Gritó «¡Viñas!» y volvió atrás a la carrera. El chico se lanzó al terraplén y se perdió de vista. Sin dudar, Víctor se encaramó también a lo alto de la trinchera, se subió a los sacos de tierra y se abrió paso por el engorroso obstáculo de la alambrada. Iba gritando el nombre de Viñas, y pensando que el chico había decidido pasarse al enemigo y que tenía que detenerlo para que no les contara lo que sabía. Después de las alambradas, se abría el terraplén que bajaba casi en picado hacia el valle. Al fondo, entre unos pocos árboles que delataban un arroyo, se veía la tosca construcción. Viñas, que había bajado rodando, ya estaba llegando allí. El barranco hacía tanta pendiente que Víctor tuvo que clavar los tacones de las botas y apoyar el culo para descender en línea recta.
Quedó encarado a la puesta de sol más hermosa de su vida. Lo cegó un sol rojo rodeado de cálidos anaranjados y amarillos.
De repente, se produjo el terremoto.
Una lluvia de balas golpeó un punto de la ladera en una súbita explosión de rocalla, como el chorro concentrado de una manguera que en seguida fue a buscarlo a él. Fue cosa de dos segundos, no más. Víctor vio con claridad cómo se acercaba la cadena de impactos que levantaba pequeñas erupciones a su paso, como un animal imaginario y feroz que se lanzara sobre él para morderle. Pensó que la ráfaga le iba a partir por la mitad. Pensó que había demasiada distancia entre impacto e impacto, y que las balas eran demasiado pequeñas como para que pudieran alcanzarle. Pensó: «Sería demasiada casualidad». Pensó que tenía una bomba de mano en el bolsillo y que, si una bala daba ahí, se acabó. Y detrás de ése se acabó había un silencio absoluto, la nada absoluta, el cerebro vacío.
—Dirás que pensé mucho, para ser apenas dos segundos —me comentó Víctor en el 75—. La verdad es que he vuelto a vivir aquella situación mil veces, a lo largo de mi vida, en sueños, en pesadillas que aún hoy me despiertan en medio de la noche. Y en cada pesadilla pienso una cosa distinta. Hay pesadillas en que las balas pasan sobre mí sin tocarme y experimento un gran alivio; otras noches se produce la oscuridad, la nada más angustiosa. No sé lo que pensé exactamente en aquel momento, pero te puedo decir que todas mis fantasías sobre la muerte están ambientadas en aquel escenario. Las cosas que nos pasan no quedan atrás y se pierden en el olvido, sino que se almacenan en algún lugar de nuestro cerebro, en una neurona infinita, capaz de conservar cada momento de la vida para que podamos revivirlo siempre que se nos antoje.
Fue un golpe en el pecho que lo cegó, lo ensordeció, le quitó la respiración y lo envolvió en un torbellino de dolor.
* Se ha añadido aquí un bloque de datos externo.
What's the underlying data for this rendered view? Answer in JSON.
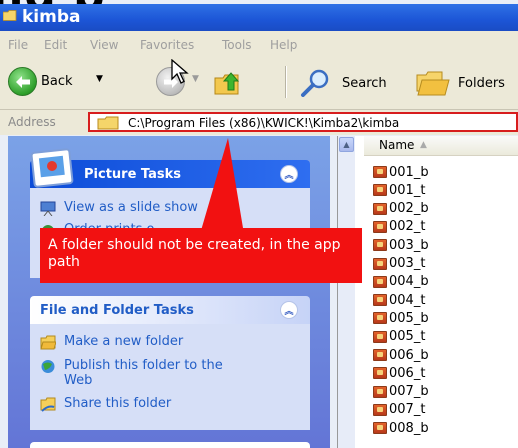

Como un puñetazo en el estómago o un puntapié en los testículos, un dolor absoluto, difuso, la sensación de que el cerebro le iba a estallar o que se iba a ahogar en su propia sangre. Se le aflojaron las pieras y el siguiente pensamiento de pánico fue que, si caía al fondo del barranco, nadie podría bajar a recogerlo. De manera que, instintivamente, giró sobre sí mismo para ponerse de bruces contra la pared, y clavó las puntas de las botas y los dedos en aquella tierra, y se agarró a los escasos matojos que tenía al alcance, y con la mejilla pegada a la pared, con la sensación de ofrecer al enemigo el aspecto de una mosca a punto de ser aplastada de un manotazo, se oyó gritar:
—¡No os vayáis! ¡No os vayáis que estoy vivo!
Y continuó gritándolo muchas veces porque, automáticamente, por encima de su cabeza, sus soldados habían respondido al fuego enemigo con la gran ametralladora y con los Máusers y los mosquetones y estaba seguro de que, con el estruendo de los disparos, no lo iban a oír.
—¡No os vayáis! ¡No os vayáis que estoy vivo!
No lo iban a oír.
Nunca más volvió a ver a Viñas, ni a los veteranos juerguistas. Nunca supo qué fue de ellos.